Ellisar powoli zaczął się ubierać, uważnie wsłuchując się w odgłosy, jakie wydawała burza. Starał się zapamiętać każdy dźwięk, każdy odgłos, by w wolnej chwili zamienić wszystko na melodię - opowieść o burzy śnieżnej, opowieść, której z pewnością chętnie wysłuchają osoby, które mieszkają daleko od Naszyjnika i z taką burzą nigdy się nie spotkały.
Moc burzy była taka, że zaklęcie jej w nuty wystarczyłoby, by wzbudzić wśród słuchaczy odpowiednie emocje. Nie trzeba by wymyślać żadnych dodatkowych faktów, by ubarwić opowieść.
Na szczęście Ellisar miał pamięć i do faktów, i do dźwięków. Nie potrzebował nawet zapisywać nut. Wystarczyło uważnie słuchać.

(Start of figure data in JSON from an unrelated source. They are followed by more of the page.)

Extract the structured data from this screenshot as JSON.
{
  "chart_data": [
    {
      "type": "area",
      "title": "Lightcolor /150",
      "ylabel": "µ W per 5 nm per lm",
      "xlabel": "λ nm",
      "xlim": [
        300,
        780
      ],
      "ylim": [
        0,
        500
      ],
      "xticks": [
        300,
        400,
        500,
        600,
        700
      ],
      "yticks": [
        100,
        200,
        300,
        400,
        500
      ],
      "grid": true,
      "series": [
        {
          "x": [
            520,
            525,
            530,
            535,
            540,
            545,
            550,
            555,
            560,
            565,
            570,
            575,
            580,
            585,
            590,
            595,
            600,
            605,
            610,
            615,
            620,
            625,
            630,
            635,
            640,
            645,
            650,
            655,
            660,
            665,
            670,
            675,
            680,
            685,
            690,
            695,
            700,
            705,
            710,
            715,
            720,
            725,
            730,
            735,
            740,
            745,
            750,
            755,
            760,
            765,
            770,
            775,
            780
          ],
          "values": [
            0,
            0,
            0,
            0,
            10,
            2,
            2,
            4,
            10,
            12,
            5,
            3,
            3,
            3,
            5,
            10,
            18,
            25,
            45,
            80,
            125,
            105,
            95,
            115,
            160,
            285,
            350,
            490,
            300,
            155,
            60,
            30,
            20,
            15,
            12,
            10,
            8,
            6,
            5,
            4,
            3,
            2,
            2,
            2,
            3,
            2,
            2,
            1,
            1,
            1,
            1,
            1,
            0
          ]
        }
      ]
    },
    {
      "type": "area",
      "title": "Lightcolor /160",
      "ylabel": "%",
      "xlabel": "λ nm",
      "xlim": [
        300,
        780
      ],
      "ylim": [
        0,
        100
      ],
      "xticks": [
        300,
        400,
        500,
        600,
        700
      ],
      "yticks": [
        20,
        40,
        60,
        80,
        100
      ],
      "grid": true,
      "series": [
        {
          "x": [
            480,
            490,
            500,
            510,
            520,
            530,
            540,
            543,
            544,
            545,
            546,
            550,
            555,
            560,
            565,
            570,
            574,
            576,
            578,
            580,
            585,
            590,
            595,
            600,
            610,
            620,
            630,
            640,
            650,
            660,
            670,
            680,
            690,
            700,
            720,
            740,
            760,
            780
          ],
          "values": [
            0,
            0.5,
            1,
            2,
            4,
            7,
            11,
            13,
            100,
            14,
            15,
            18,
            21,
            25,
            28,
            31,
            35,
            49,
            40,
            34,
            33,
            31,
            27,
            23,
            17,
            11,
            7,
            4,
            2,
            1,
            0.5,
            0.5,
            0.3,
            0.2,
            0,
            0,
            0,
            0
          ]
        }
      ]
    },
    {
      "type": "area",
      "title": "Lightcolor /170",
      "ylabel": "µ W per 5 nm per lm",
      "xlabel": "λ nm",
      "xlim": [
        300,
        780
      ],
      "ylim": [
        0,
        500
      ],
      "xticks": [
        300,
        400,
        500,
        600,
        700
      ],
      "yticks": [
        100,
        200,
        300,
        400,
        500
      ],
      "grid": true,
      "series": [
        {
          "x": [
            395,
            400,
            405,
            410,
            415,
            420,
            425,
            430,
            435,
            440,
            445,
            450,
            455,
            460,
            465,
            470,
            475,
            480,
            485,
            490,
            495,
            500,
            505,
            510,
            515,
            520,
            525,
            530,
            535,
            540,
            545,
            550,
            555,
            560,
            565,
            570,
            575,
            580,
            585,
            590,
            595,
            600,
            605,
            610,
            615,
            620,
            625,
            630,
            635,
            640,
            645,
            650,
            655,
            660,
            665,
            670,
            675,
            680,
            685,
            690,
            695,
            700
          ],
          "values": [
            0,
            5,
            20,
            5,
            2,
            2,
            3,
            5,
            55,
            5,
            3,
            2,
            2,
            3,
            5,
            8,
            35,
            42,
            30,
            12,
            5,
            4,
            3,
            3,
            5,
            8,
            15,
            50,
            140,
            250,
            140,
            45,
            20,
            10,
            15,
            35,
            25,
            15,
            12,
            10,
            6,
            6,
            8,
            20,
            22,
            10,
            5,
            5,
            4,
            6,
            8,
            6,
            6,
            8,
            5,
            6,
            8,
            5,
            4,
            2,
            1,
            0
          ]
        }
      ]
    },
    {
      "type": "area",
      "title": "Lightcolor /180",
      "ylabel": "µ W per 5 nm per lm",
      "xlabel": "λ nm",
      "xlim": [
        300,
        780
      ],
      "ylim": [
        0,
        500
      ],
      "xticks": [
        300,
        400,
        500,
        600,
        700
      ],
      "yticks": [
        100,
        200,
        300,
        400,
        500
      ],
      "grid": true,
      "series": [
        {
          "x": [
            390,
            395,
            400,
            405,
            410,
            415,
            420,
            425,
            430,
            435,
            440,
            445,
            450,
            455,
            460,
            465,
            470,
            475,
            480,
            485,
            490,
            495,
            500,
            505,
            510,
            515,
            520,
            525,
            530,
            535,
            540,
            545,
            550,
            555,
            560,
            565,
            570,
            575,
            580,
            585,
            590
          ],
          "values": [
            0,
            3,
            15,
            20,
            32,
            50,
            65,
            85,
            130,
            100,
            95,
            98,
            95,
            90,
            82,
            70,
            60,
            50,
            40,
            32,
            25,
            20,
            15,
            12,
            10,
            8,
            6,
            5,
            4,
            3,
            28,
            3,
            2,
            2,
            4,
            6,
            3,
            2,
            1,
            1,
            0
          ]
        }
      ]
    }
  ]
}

Po chwili sięgnął po giternę, by spróbować odtworzyć kawałek wymyślonej przed momentem melodii. A potem kolejny. I następny.
Gdy w końcu przerwał, poczuł, że zrobił się głodny, że pora coś wreszcie zjeść - niekoniecznie w swoim pokoju. Może warto by było zejść na dół, zobaczyć, w jaki sposób goście reagują na burzę, na "uwięzienie" i, ewentualnie, wpłynąć na poprawienie nastrojów.
Zbyt wielka grupa, zamknięta w jednym miejscu - różnie mogło się to skończyć. Czy była to prawdziwa śnieżna burza, czy jedna z jej młodszych i słabszych sióstr - w tej chwili trudno było to przewidzieć i określić. Ale, jak powiadano, lepiej było zapobiegać.
Ellisar, w towarzystwie giterny, zszedł na dół, na spóźnione nieco śniadanie.